We know nothing more about “Verdi’s Rigoletto” than what we find in the autograph manuscript of that opera (together with its antecedent sketch). No other source whatsoever, not a single variant, can be demonstrably linked to the composer.12 As performers and editors, we can (and should) broaden our concerns to include the
editorial history and performing traditions of Rigoletto. We can acquire useful information by studying letters in which Verdi comments on the opera, by reading contemporary reviews and periodicals, by examining instruments and instrumental practice in the 1850s, by understanding the structure of theaters and the nature of contemporary stagecraft, by following the careers of the singers for whom Verdi was writing. But the only trace we have of “Verdi’s Rigoletto” is that autograph manuscript.
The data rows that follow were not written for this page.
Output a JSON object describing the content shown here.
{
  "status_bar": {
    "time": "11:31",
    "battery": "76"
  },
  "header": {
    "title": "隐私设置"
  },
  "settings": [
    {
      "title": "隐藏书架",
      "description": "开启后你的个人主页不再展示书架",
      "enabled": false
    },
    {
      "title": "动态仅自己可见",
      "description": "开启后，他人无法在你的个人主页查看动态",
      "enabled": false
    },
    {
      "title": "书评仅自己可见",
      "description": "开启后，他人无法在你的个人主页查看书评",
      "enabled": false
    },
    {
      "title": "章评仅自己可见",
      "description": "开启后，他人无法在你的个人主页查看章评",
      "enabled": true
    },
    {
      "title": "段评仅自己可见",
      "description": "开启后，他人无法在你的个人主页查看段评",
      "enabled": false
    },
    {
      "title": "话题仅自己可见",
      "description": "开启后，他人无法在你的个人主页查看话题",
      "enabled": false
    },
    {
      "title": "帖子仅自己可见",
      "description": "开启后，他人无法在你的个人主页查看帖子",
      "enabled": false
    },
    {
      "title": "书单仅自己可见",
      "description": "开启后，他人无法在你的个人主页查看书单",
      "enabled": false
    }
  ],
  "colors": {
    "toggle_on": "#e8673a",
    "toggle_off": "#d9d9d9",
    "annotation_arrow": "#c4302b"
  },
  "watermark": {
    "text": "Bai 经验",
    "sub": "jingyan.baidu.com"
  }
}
Would it not be enough, then, simply to study this document, either directly or in a beautiful facsimile reproduction, or—to assist those who find Verdi’s handwriting too confusing for easy consultation—in a diplomatic transcription? In some cases it might indeed be enough. Since transforming into print the written notation of many compositions of our own time can pose intractable problems, publishers frequently resort to reproducing autograph manuscripts. Composers have met this challenge by developing a clarity of notation and a level of accuracy that would have astonished a Beethoven, the illegibility of whose hand was legendary in his own time. For Verdi, however, consultation of his autograph manuscript is rarely adequate. The extreme pressure under which he worked led him into errors, lacunae, and inconsistencies of every kind.